Tomato, to-mah-to. Later Norabito lists Margaret Thaler Singer's "six conditions that create an atmosphere conducive to coercive persuasion":
  • Keep the person unaware that there is an agenda to control or change the person and their thoughts
  • Control time and physical environment
  • Create a sense of powerlessness, fear, and dependency
  • Suppress old behavior and attitudes
  • Instill new behavior and attitudes
  • Put forth a closed system of logic.
And guess where she sees them at work:
The frightening realization is that these techniques work on mass audiences as well. We can see hints in the phenomenon we call “political correctness"...
No, wait, it gets better:
The seismic and manufactured public opinion “shift” on same sex marriage in the past several of years is a glaring example of how coercive persuasion works.
That's right -- America has been brainwashed gay-friendly. And you thought Will & Grace was just a funny TV show!
Label anyone who disagrees as a bigot or a "hater," a non-person. Reward those who agree with public accolades. Before you know it, even well-known old conservative pundits who fear becoming irrelevant sign on to it, and thus contribute to the juggernaut.
I hope she'll follow up by telling us how the same techniques turned a brainwashed nation against racial segregation. I mean, it can't have been anything else, right?

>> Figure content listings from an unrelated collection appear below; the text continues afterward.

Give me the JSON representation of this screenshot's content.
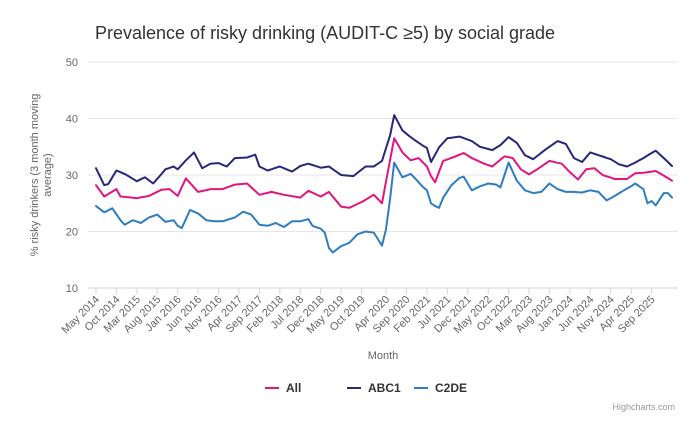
{
  "chart_data": {
    "type": "line",
    "title": "Prevalence of risky drinking (AUDIT-C ≥5) by social grade",
    "xlabel": "Month",
    "ylabel": "% risky drinkers (3 month moving average)",
    "ylabel_lines": [
      "% risky drinkers (3 month moving",
      "average)"
    ],
    "ylim": [
      10,
      50
    ],
    "yticks": [
      10,
      20,
      30,
      40,
      50
    ],
    "x_start": "May 2014",
    "x_tick_labels": [
      "May 2014",
      "Oct 2014",
      "Mar 2015",
      "Aug 2015",
      "Jan 2016",
      "Jun 2016",
      "Nov 2016",
      "Apr 2017",
      "Sep 2017",
      "Feb 2018",
      "Jul 2018",
      "Dec 2018",
      "May 2019",
      "Oct 2019",
      "Apr 2020",
      "Sep 2020",
      "Feb 2021",
      "Jul 2021",
      "Dec 2021",
      "May 2022",
      "Oct 2022",
      "Mar 2023",
      "Aug 2023",
      "Jan 2024",
      "Jun 2024",
      "Nov 2024",
      "Apr 2025",
      "Sep 2025"
    ],
    "x_tick_index": [
      0,
      5,
      10,
      15,
      20,
      25,
      30,
      35,
      40,
      45,
      50,
      55,
      60,
      65,
      71,
      76,
      81,
      86,
      91,
      96,
      101,
      106,
      111,
      116,
      121,
      126,
      131,
      136
    ],
    "num_points": 142,
    "legend_position": "bottom-center",
    "series": [
      {
        "name": "All",
        "color": "#e0167f",
        "keyframes": [
          [
            0,
            28.2
          ],
          [
            2,
            26.2
          ],
          [
            5,
            27.5
          ],
          [
            6,
            26.2
          ],
          [
            10,
            25.9
          ],
          [
            13,
            26.3
          ],
          [
            16,
            27.4
          ],
          [
            18,
            27.5
          ],
          [
            20,
            26.3
          ],
          [
            22,
            29.4
          ],
          [
            25,
            27.0
          ],
          [
            28,
            27.5
          ],
          [
            31,
            27.5
          ],
          [
            34,
            28.3
          ],
          [
            37,
            28.5
          ],
          [
            40,
            26.5
          ],
          [
            43,
            27.0
          ],
          [
            46,
            26.5
          ],
          [
            50,
            26.0
          ],
          [
            52,
            27.2
          ],
          [
            55,
            26.2
          ],
          [
            57,
            27.0
          ],
          [
            60,
            24.4
          ],
          [
            62,
            24.2
          ],
          [
            65,
            25.2
          ],
          [
            68,
            26.5
          ],
          [
            70,
            25.0
          ],
          [
            73,
            36.5
          ],
          [
            75,
            34.0
          ],
          [
            77,
            32.6
          ],
          [
            79,
            33.0
          ],
          [
            81,
            31.5
          ],
          [
            82,
            29.8
          ],
          [
            83,
            28.7
          ],
          [
            85,
            32.5
          ],
          [
            88,
            33.3
          ],
          [
            90,
            33.9
          ],
          [
            92,
            33.0
          ],
          [
            95,
            32.0
          ],
          [
            97,
            31.5
          ],
          [
            100,
            33.3
          ],
          [
            102,
            33.0
          ],
          [
            104,
            31.0
          ],
          [
            106,
            30.1
          ],
          [
            108,
            31.0
          ],
          [
            111,
            32.5
          ],
          [
            114,
            32.0
          ],
          [
            116,
            30.5
          ],
          [
            118,
            29.2
          ],
          [
            120,
            31.0
          ],
          [
            122,
            31.2
          ],
          [
            124,
            30.0
          ],
          [
            127,
            29.3
          ],
          [
            130,
            29.3
          ],
          [
            132,
            30.3
          ],
          [
            134,
            30.4
          ],
          [
            137,
            30.7
          ],
          [
            139,
            29.9
          ],
          [
            141,
            29.0
          ]
        ]
      },
      {
        "name": "ABC1",
        "color": "#28287a",
        "keyframes": [
          [
            0,
            31.2
          ],
          [
            2,
            28.2
          ],
          [
            3,
            28.4
          ],
          [
            5,
            30.8
          ],
          [
            7,
            30.2
          ],
          [
            10,
            28.9
          ],
          [
            12,
            29.6
          ],
          [
            14,
            28.5
          ],
          [
            17,
            31.0
          ],
          [
            19,
            31.5
          ],
          [
            20,
            31.0
          ],
          [
            22,
            32.6
          ],
          [
            24,
            34.0
          ],
          [
            26,
            31.2
          ],
          [
            28,
            32.0
          ],
          [
            30,
            32.1
          ],
          [
            32,
            31.5
          ],
          [
            34,
            33.0
          ],
          [
            37,
            33.1
          ],
          [
            39,
            33.6
          ],
          [
            40,
            31.5
          ],
          [
            42,
            30.8
          ],
          [
            45,
            31.5
          ],
          [
            48,
            30.6
          ],
          [
            50,
            31.6
          ],
          [
            52,
            32.0
          ],
          [
            55,
            31.3
          ],
          [
            57,
            31.5
          ],
          [
            60,
            30.0
          ],
          [
            63,
            29.8
          ],
          [
            66,
            31.5
          ],
          [
            68,
            31.5
          ],
          [
            70,
            32.5
          ],
          [
            72,
            37.0
          ],
          [
            73,
            40.6
          ],
          [
            75,
            37.9
          ],
          [
            77,
            36.7
          ],
          [
            80,
            35.2
          ],
          [
            81,
            34.8
          ],
          [
            82,
            32.3
          ],
          [
            84,
            34.9
          ],
          [
            86,
            36.5
          ],
          [
            89,
            36.8
          ],
          [
            92,
            36.0
          ],
          [
            94,
            35.0
          ],
          [
            97,
            34.4
          ],
          [
            99,
            35.3
          ],
          [
            101,
            36.7
          ],
          [
            103,
            35.7
          ],
          [
            105,
            33.5
          ],
          [
            107,
            32.8
          ],
          [
            110,
            34.5
          ],
          [
            113,
            36.0
          ],
          [
            115,
            35.5
          ],
          [
            117,
            33.0
          ],
          [
            119,
            32.3
          ],
          [
            121,
            34.0
          ],
          [
            123,
            33.5
          ],
          [
            126,
            32.8
          ],
          [
            128,
            31.9
          ],
          [
            130,
            31.5
          ],
          [
            132,
            32.2
          ],
          [
            134,
            33.0
          ],
          [
            136,
            33.9
          ],
          [
            137,
            34.3
          ],
          [
            139,
            33.0
          ],
          [
            141,
            31.6
          ]
        ]
      },
      {
        "name": "C2DE",
        "color": "#2f7dc1",
        "keyframes": [
          [
            0,
            24.5
          ],
          [
            2,
            23.4
          ],
          [
            4,
            24.1
          ],
          [
            6,
            22.0
          ],
          [
            7,
            21.2
          ],
          [
            9,
            22.0
          ],
          [
            11,
            21.5
          ],
          [
            13,
            22.5
          ],
          [
            15,
            23.0
          ],
          [
            17,
            21.7
          ],
          [
            19,
            22.0
          ],
          [
            20,
            21.0
          ],
          [
            21,
            20.6
          ],
          [
            23,
            23.8
          ],
          [
            25,
            23.2
          ],
          [
            27,
            22.0
          ],
          [
            29,
            21.8
          ],
          [
            31,
            21.8
          ],
          [
            34,
            22.5
          ],
          [
            36,
            23.5
          ],
          [
            38,
            23.0
          ],
          [
            40,
            21.2
          ],
          [
            42,
            21.0
          ],
          [
            44,
            21.5
          ],
          [
            46,
            20.8
          ],
          [
            48,
            21.8
          ],
          [
            50,
            21.8
          ],
          [
            52,
            22.2
          ],
          [
            53,
            21.0
          ],
          [
            55,
            20.5
          ],
          [
            56,
            19.8
          ],
          [
            57,
            17.1
          ],
          [
            58,
            16.3
          ],
          [
            60,
            17.4
          ],
          [
            62,
            18.0
          ],
          [
            64,
            19.5
          ],
          [
            66,
            20.0
          ],
          [
            68,
            19.8
          ],
          [
            70,
            17.5
          ],
          [
            71,
            20.4
          ],
          [
            72,
            25.8
          ],
          [
            73,
            32.2
          ],
          [
            75,
            29.6
          ],
          [
            77,
            30.2
          ],
          [
            78,
            29.5
          ],
          [
            80,
            27.9
          ],
          [
            81,
            27.3
          ],
          [
            82,
            25.0
          ],
          [
            83,
            24.5
          ],
          [
            84,
            24.2
          ],
          [
            85,
            26.0
          ],
          [
            87,
            28.2
          ],
          [
            89,
            29.5
          ],
          [
            90,
            29.7
          ],
          [
            92,
            27.3
          ],
          [
            94,
            28.0
          ],
          [
            96,
            28.5
          ],
          [
            98,
            28.3
          ],
          [
            99,
            27.8
          ],
          [
            101,
            32.2
          ],
          [
            103,
            29.0
          ],
          [
            105,
            27.3
          ],
          [
            107,
            26.8
          ],
          [
            109,
            27.0
          ],
          [
            111,
            28.5
          ],
          [
            113,
            27.5
          ],
          [
            115,
            27.0
          ],
          [
            117,
            27.0
          ],
          [
            119,
            26.9
          ],
          [
            121,
            27.3
          ],
          [
            123,
            27.0
          ],
          [
            125,
            25.5
          ],
          [
            127,
            26.3
          ],
          [
            129,
            27.2
          ],
          [
            131,
            28.0
          ],
          [
            132,
            28.5
          ],
          [
            134,
            27.5
          ],
          [
            135,
            25.0
          ],
          [
            136,
            25.4
          ],
          [
            137,
            24.6
          ],
          [
            139,
            26.8
          ],
          [
            140,
            26.8
          ],
          [
            141,
            26.0
          ]
        ]
      }
    ]
  },
  "credit": "Highcharts.com"
}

Conservatives are presently inclined to attribute any election they lose to America's majority of "low information voters." But Norabito points in a new direction: Maybe now when they lose, even in opinion polls, they'll tell themselves it's not because voters are stupid, it's because they're brainwashed! The real fun will come when try deprogramming the voters.

UPDATE. In comments, Roger Ailes and satch confess their gay brainwashing started with The Hollywood Squares. "Paul Lynde and Charles Nelson Reilly were not only funny," says satch, "but persuasive, making them early 'Choice Architects.' Damn those subversive game shows!!!"

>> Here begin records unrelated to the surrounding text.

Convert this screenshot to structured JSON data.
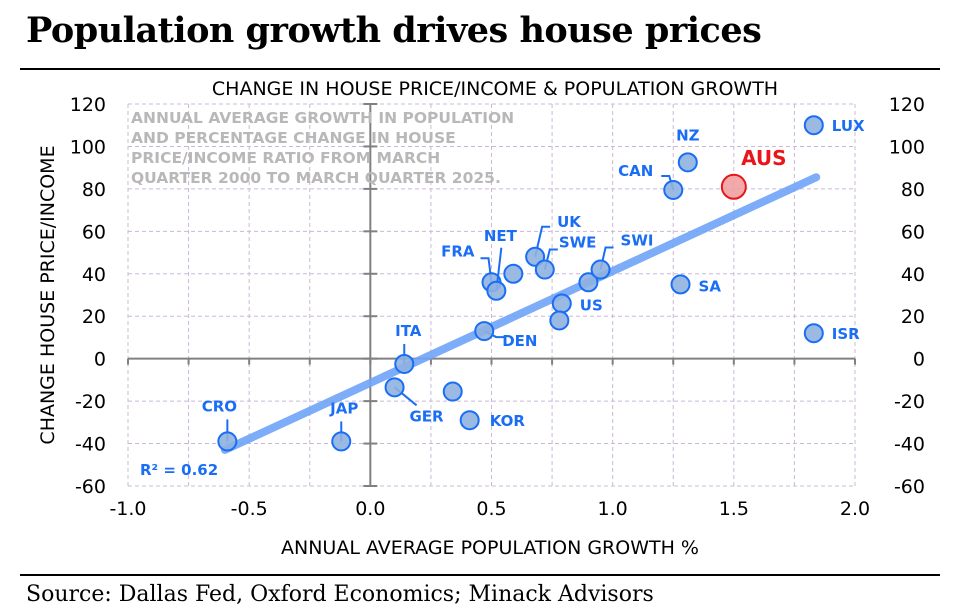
{
  "title": "Population growth drives house prices",
  "source": "Source: Dallas Fed, Oxford Economics; Minack Advisors",
  "chart_data": {
    "type": "scatter",
    "title": "CHANGE IN HOUSE PRICE/INCOME & POPULATION GROWTH",
    "annotation": [
      "ANNUAL AVERAGE GROWTH IN POPULATION",
      "AND PERCENTAGE CHANGE IN HOUSE",
      "PRICE/INCOME RATIO FROM MARCH",
      "QUARTER 2000 TO MARCH QUARTER 2025."
    ],
    "xlabel": "ANNUAL AVERAGE POPULATION GROWTH %",
    "ylabel": "CHANGE HOUSE PRICE/INCOME",
    "xlim": [
      -1.0,
      2.0
    ],
    "ylim": [
      -60,
      120
    ],
    "xticks": [
      "-1.0",
      "-0.5",
      "0.0",
      "0.5",
      "1.0",
      "1.5",
      "2.0"
    ],
    "yticks": [
      "120",
      "100",
      "80",
      "60",
      "40",
      "20",
      "0",
      "-20",
      "-40",
      "-60"
    ],
    "grid": true,
    "colors": {
      "points": "#1a6ef5",
      "point_fill": "#8fb1e0",
      "trend": "#6fa3f7",
      "highlight": "#e8161b",
      "highlight_fill": "#f0a0a0",
      "annotation": "#b8b8b8"
    },
    "r_squared": "R² = 0.62",
    "trendline": {
      "x": [
        -0.6,
        1.84
      ],
      "y": [
        -43,
        85.5
      ]
    },
    "points": [
      {
        "label": "CRO",
        "x": -0.59,
        "y": -39
      },
      {
        "label": "JAP",
        "x": -0.12,
        "y": -39
      },
      {
        "label": "GER",
        "x": 0.1,
        "y": -13.5
      },
      {
        "label": "",
        "x": 0.34,
        "y": -15.5
      },
      {
        "label": "KOR",
        "x": 0.41,
        "y": -29
      },
      {
        "label": "ITA",
        "x": 0.14,
        "y": -2.5
      },
      {
        "label": "DEN",
        "x": 0.47,
        "y": 13
      },
      {
        "label": "FRA",
        "x": 0.5,
        "y": 36
      },
      {
        "label": "NET",
        "x": 0.52,
        "y": 32
      },
      {
        "label": "",
        "x": 0.59,
        "y": 40
      },
      {
        "label": "UK",
        "x": 0.68,
        "y": 48
      },
      {
        "label": "SWE",
        "x": 0.72,
        "y": 42
      },
      {
        "label": "US",
        "x": 0.79,
        "y": 26
      },
      {
        "label": "",
        "x": 0.78,
        "y": 18
      },
      {
        "label": "",
        "x": 0.9,
        "y": 36
      },
      {
        "label": "SWI",
        "x": 0.95,
        "y": 42
      },
      {
        "label": "CAN",
        "x": 1.25,
        "y": 79.5
      },
      {
        "label": "NZ",
        "x": 1.31,
        "y": 92.5
      },
      {
        "label": "AUS",
        "x": 1.5,
        "y": 81,
        "highlight": true
      },
      {
        "label": "SA",
        "x": 1.28,
        "y": 35
      },
      {
        "label": "LUX",
        "x": 1.83,
        "y": 110
      },
      {
        "label": "ISR",
        "x": 1.83,
        "y": 12
      }
    ]
  }
}
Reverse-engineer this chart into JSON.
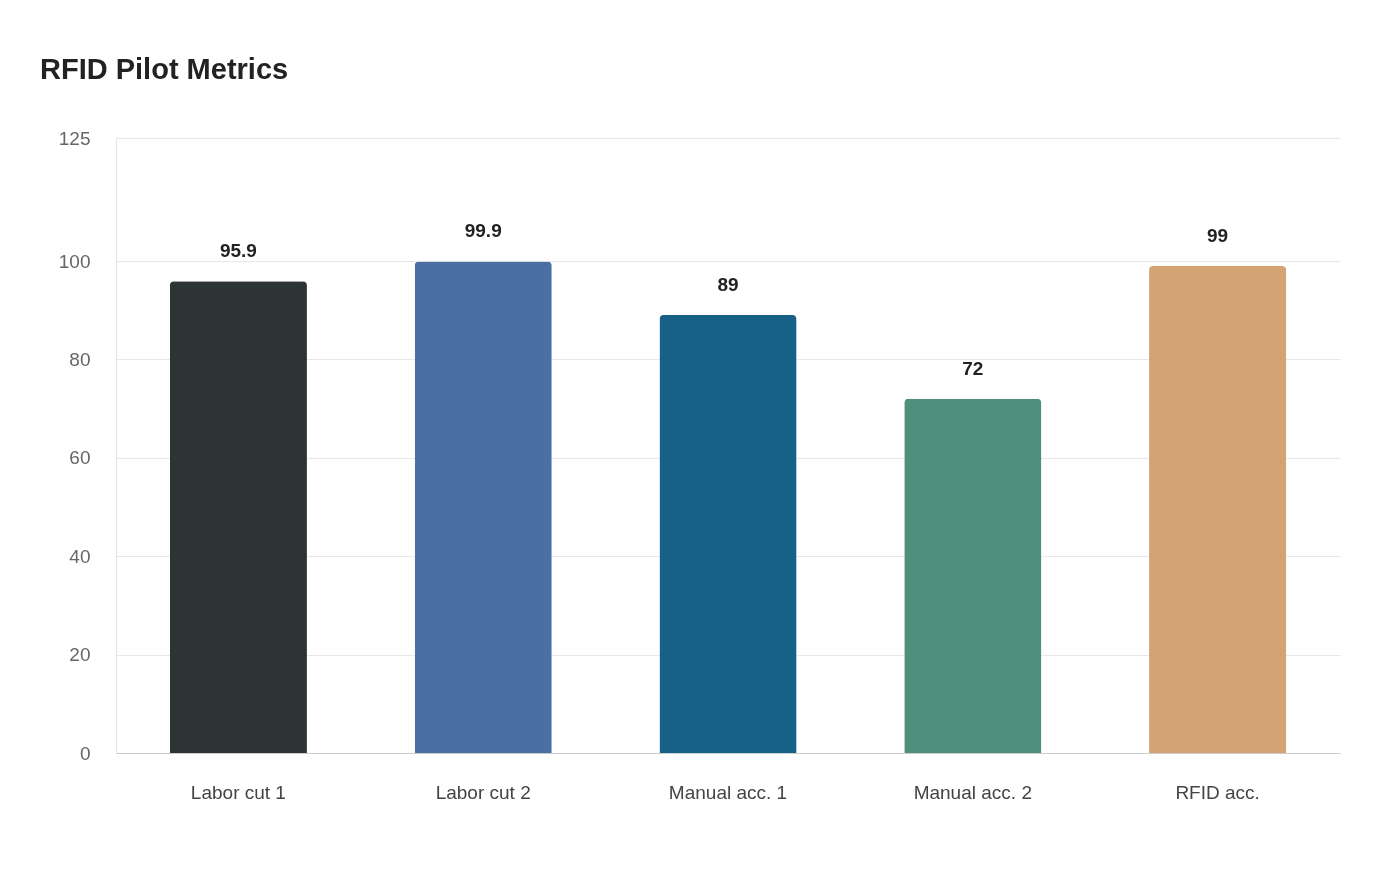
{
  "chart_data": {
    "type": "bar",
    "title": "RFID Pilot Metrics",
    "categories": [
      "Labor cut 1",
      "Labor cut 2",
      "Manual acc. 1",
      "Manual acc. 2",
      "RFID acc."
    ],
    "values": [
      95.9,
      99.9,
      89,
      72,
      99
    ],
    "colors": [
      "#2d3436",
      "#4a6fa5",
      "#176086",
      "#4e8f7b",
      "#d4a373"
    ],
    "ylim": [
      0,
      125
    ],
    "yticks": [
      0,
      20,
      40,
      60,
      80,
      100,
      125
    ],
    "grid": "y",
    "data_labels": true
  }
}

Similarly, says coozledad, "I was a conservative until Hawkeye Pierce made Frank Burns look like an asshole."

Meanwhile mortimer finds a Morabito essay on Cosmos. Excerpt:
This is propaganda of the crudest sort, reminiscent of how Stalin’s Soviet Union characterized non-communists, or how the Hutus of Rwanda characterized the Tutsis, or, most famously, how the Third Reich characterized Jews.
I'd say, "I'll have to start following Morabito," but I fear she wouldn't accept I meant this in the traditional sense of reading her work as it comes out, and assume that I was tailing her for ObamaHitler.